His father, Xi Zhongxun, 79, is vice chairman of the National People's Congress, the country's nominal parliament. He is reported to be in poor health but still influential.
Xi is one of a small group of children of top leaders that is widely expected to rise to greater political prominence. Now that senior leader Deng Xiaoping has called for bolder, market-oriented reform and the promotion of talented, younger cadres, officials like Xi are seen as being especially well-positioned to advance further. His experience and outlook provide some insight into this group of young officials often referred to by Chinese as the "princelings" because of their special status.
Tall even by Western standards, Xi dresses like many Chinese men of his generation: black leather jacket, sweater, shirt, and, in wintertime, standard-issue long underwear peeking out from under the cuffs. But as he chatted with a visitor in a private sitting room of a government-run guest house, he seemed considerably more at ease and confident than many Chinese cadres his age.
Settling his long frame comfortably in one of the blue fake-leather armchairs, he offered his guests tea, oranges, watermelon seeds and preserved fruit, a specialty of the south. He consulted no notes as he spewed out figures about the area's growth, investment, and plans to overtake its bustling neighbor to the south, the port city of Xiamen, formerly Amoy, where he was vice mayor.

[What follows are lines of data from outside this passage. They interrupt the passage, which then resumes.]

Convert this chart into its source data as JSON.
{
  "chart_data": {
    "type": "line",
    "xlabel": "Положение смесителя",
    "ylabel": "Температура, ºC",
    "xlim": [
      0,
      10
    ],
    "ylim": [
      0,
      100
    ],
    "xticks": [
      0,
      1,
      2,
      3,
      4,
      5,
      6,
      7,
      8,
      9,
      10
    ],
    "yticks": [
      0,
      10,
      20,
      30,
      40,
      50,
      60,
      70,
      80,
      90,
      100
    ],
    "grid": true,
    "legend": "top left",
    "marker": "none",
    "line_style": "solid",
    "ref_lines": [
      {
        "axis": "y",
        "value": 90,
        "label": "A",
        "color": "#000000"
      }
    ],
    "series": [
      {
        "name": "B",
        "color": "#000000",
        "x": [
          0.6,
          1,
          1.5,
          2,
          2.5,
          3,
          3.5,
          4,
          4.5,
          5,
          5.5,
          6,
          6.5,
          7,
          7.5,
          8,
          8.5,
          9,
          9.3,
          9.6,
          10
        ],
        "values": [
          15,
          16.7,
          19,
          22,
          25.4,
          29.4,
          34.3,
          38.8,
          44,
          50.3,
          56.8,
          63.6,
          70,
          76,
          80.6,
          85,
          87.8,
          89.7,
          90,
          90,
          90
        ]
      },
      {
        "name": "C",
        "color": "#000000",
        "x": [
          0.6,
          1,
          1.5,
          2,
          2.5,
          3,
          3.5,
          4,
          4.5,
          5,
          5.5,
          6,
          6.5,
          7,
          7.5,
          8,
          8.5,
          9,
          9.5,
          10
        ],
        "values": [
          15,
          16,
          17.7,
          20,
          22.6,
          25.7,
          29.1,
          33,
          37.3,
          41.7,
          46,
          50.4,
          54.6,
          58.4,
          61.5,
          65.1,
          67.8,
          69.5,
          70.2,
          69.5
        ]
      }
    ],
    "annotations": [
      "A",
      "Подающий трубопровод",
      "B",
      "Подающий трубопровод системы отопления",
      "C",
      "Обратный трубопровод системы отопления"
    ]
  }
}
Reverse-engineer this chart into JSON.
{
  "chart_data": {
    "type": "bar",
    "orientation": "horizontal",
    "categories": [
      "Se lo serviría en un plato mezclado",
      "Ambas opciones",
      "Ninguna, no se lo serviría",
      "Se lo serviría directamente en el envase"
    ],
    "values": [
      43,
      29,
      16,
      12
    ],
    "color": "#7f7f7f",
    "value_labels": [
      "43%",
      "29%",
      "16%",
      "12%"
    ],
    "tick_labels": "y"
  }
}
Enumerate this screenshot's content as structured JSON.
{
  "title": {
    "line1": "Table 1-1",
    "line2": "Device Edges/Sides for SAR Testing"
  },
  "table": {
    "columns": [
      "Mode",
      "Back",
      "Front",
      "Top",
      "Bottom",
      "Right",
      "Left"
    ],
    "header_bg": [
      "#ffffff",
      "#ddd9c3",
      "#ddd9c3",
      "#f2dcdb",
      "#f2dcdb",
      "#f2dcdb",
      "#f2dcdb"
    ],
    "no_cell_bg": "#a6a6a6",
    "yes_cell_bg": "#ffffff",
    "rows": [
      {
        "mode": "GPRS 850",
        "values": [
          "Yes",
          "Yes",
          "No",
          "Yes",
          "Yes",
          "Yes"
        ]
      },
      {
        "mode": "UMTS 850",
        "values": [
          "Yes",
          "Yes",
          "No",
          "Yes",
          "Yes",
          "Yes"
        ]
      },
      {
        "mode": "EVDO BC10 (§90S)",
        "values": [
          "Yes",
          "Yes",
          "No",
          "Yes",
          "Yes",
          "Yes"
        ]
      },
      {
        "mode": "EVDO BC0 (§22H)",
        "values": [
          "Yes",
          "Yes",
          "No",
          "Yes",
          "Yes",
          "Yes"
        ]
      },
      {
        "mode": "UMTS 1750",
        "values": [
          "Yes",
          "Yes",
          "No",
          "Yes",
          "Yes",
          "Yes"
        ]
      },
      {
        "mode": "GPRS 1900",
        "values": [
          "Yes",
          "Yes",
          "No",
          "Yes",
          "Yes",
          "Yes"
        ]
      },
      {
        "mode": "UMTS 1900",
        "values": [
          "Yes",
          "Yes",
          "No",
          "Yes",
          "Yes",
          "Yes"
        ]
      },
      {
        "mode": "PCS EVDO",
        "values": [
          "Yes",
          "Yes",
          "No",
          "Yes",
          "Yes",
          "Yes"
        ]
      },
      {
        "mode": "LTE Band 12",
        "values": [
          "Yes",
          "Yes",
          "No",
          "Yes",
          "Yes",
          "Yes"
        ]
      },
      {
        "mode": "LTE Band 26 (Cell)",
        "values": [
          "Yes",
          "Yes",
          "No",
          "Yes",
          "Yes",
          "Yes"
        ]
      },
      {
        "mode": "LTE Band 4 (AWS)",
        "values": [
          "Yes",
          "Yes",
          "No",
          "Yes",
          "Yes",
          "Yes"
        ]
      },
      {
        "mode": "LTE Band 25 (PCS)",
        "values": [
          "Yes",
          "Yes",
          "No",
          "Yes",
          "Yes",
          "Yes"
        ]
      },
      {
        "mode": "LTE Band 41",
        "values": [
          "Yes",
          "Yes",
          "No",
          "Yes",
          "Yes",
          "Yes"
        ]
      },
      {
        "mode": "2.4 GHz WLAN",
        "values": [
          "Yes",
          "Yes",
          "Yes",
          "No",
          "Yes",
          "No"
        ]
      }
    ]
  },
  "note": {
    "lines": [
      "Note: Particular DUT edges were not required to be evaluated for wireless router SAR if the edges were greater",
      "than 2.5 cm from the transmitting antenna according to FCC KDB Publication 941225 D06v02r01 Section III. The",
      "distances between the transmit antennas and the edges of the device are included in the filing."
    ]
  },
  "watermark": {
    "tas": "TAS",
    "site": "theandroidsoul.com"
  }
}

He answered questions about economics, politics and his personal background without hesitation. Several aides took notes. One took pictures.
Xi said China should keep its socialist system, but he repeatedly underscored the overriding importance of economic development, economic reform and the foreign cooperation needed to bring that about.
"We want foreign investment and we want to bring in advanced technology," he said. "We aren't picky about whether you are a large, medium or small company."
Referring to the growing economic interdependence of southern China, Hong Kong and Taiwan, he said, "This area has its own natural economic contacts that will accelerate development."
Because of the area's proximity to Taiwan, most foreign investment is coming from Taiwanese who trace their roots to Fujian -- and from Japanese. But Xi has set up a sister city relationship with Syracuse, N.Y., and is hoping to travel there this year to persuade American business to invest in his city.
Xi's father was a top leader in the northwest before being disgraced during the Cultural Revolution of 1966-76. All seven children were persecuted as well. One daughter died. The younger Xi recalled being locked up "three or four times" when he was 15 because of his father's crimes. Banished to Yenan, the revolutionary base of the party, he had to attend daily "struggle" sessions, where he often was forced to read out denunciations of his father.
"Even if you don't understand, you are forced to understand," he said with a trace of bitterness. "It makes you mature earlier."
For seven years, he worked as a farm laborer, an agricultural technician, tractor-trailer driver, and barefoot doctor. In what he described as an ironic twist, he was elected a local branch party secretary in his last two years.
Just before the Cultural Revolution ended, Xi was allowed to enter prestigious Qinghua University in Beijing, China's most prominent technological school, where he graduated in 1979, at 28, specializing in the petrochemical industry.
He was immediately given a plum assignment, working as the personal assistant to Geng Biao, a vice premier who also served briefly as defense minister.
In 1982, Xi was sent to work at the local level, as a party secretary in a poor county in Hebei Province. Eventually he became the vice mayor of Xiamen, where he is credited with pushing that city's economic reform and open-door policies, before arriving in Fuzhou in the spring of 1990.
Xi said he has gotten where he is on his own ability and popularity. Asked about possible future promotions, he politely deferred to the needs of the party.
He pointed to an election in Xiamen a few years ago in which he received all but a handful of votes among several vice mayoral candidates in a secret ballot. "I don't think it's a trend that sons and daughters of the leadership cadres must be leaders, too," he said. "We should follow the procedures to promote cadres. . . . I haven't done a lot of research on this, nor do I have a lot of contacts {with others}. I just do my own work."